Cruise ships poisoning city air with sulphur as much as cars. Cruises docking in Barcelona are spewing out five times more SOx than the city’s 560,000 cars every year, according to the T&E study, which is based on satellite data of ship movements.
Palma Mallorca (Spain) and Venice and Civitavecchia in Italy are the next worst hit, with Southampton in England the fifth worse for SOx emissions from cruise ships. These emissions form sulphate aerosols and fine particles that harm human health and cause acid rain and acidification of the seas.
T&E said these ports and their countries are so exposed because they are major tourist destinations, where cruise ships make prolonged port calls.
T&E’s shipping policy manager, Faig Abbasov, said: ‘Luxury cruise ships are floating cities powered by some of the dirtiest fuel possible. Cities are rightly banning dirty diesel cars but they’re giving a free pass to cruise companies that spew out toxic fumes that do immeasurable harm both to those on board and on nearby shores. This is unacceptable.’
Cruise ships also belch out poisonous nitrogen oxides (NOx) equivalent to 15% of Europe’s car fleet every year. In Marseille, where 57 cruise ships called in 2017, they emitted almost as much NOx as one-quarter of the city’s 340,000 passenger cars. SOx, ultrafine particles (PM2.5) and NOx cause premature death, including from lung cancer and cardiovascular disease, and lead to childhood asthma.
Diesel cars have been the focus of the air pollution crisis in Europe’s cities, but along the coasts of countries such as Norway, Denmark, Greece, Croatia and Malta a handful of cruise ships are responsible for more NOx than the majority of their domestic car fleets.

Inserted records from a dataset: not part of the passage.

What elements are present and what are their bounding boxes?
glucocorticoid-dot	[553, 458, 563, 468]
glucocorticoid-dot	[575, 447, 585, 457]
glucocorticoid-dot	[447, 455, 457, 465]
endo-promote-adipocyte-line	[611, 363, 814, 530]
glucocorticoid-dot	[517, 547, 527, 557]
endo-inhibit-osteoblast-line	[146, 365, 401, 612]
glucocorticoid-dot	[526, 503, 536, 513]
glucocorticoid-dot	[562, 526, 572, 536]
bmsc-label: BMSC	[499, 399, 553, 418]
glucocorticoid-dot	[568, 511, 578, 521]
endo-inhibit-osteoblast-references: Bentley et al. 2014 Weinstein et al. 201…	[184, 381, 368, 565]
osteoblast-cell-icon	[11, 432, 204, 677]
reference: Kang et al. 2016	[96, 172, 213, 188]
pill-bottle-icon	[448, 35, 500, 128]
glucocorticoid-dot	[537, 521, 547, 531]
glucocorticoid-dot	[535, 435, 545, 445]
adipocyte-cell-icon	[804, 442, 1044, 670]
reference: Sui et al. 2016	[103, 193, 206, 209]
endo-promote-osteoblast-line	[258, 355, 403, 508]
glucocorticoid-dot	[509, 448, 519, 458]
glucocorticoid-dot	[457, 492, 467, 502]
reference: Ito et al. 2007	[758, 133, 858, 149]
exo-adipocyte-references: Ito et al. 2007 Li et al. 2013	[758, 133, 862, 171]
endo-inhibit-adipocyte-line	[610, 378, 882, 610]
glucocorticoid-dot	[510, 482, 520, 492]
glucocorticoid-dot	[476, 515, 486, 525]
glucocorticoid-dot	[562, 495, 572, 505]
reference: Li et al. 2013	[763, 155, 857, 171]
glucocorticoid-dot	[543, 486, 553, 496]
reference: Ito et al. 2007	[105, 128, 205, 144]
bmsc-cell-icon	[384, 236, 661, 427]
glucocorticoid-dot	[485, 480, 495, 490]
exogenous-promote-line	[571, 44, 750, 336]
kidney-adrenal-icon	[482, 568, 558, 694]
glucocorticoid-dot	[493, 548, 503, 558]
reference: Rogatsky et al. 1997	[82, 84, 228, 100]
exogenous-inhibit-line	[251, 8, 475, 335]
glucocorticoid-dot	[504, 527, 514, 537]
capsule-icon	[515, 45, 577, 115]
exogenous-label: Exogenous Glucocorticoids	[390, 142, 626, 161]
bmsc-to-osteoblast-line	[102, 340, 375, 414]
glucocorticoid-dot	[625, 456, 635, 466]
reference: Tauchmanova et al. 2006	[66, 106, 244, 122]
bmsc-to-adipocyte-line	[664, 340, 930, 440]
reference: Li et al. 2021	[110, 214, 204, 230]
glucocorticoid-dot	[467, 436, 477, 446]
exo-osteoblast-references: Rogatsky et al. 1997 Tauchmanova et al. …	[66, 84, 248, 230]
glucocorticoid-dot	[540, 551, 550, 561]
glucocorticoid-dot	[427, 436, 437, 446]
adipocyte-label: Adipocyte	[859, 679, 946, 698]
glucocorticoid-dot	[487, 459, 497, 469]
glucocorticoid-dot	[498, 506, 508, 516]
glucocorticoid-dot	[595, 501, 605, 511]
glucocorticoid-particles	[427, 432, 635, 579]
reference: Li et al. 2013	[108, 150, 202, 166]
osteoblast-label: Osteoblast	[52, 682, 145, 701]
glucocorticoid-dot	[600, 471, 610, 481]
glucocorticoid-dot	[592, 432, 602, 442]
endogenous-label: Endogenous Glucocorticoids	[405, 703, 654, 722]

The next European Commission will face calls to implement a zero-emission port standard for cruise ships as soon as possible, and then extend it to other ship types. T&E also recommends extending low emission control areas (ECAs), currently in place only in the North and Baltic Seas and English Channel, to the rest of the European seas. Furthermore, the report recommends turning low emissions control areas into zero emission control areas to equally address air pollution and GHG emissions.
T&E said the new global standard for low-sulphur fuel, to be implemented from 2020, is welcome but won’t bring an improvement in ports as high-sulphur fuel is already banned there for cruise ships.
Faig Abbasov concluded: ‘There are enough mature technologies to clean up cruise ships. Shore-side electricity can help cut in-port emissions, batteries are a solution for shorter distances and hydrogen technology can power even the biggest cruise ships. The cruise sector are apparently not willing to make the shift voluntarily, so we need governments to step in and mandate zero emission standards.’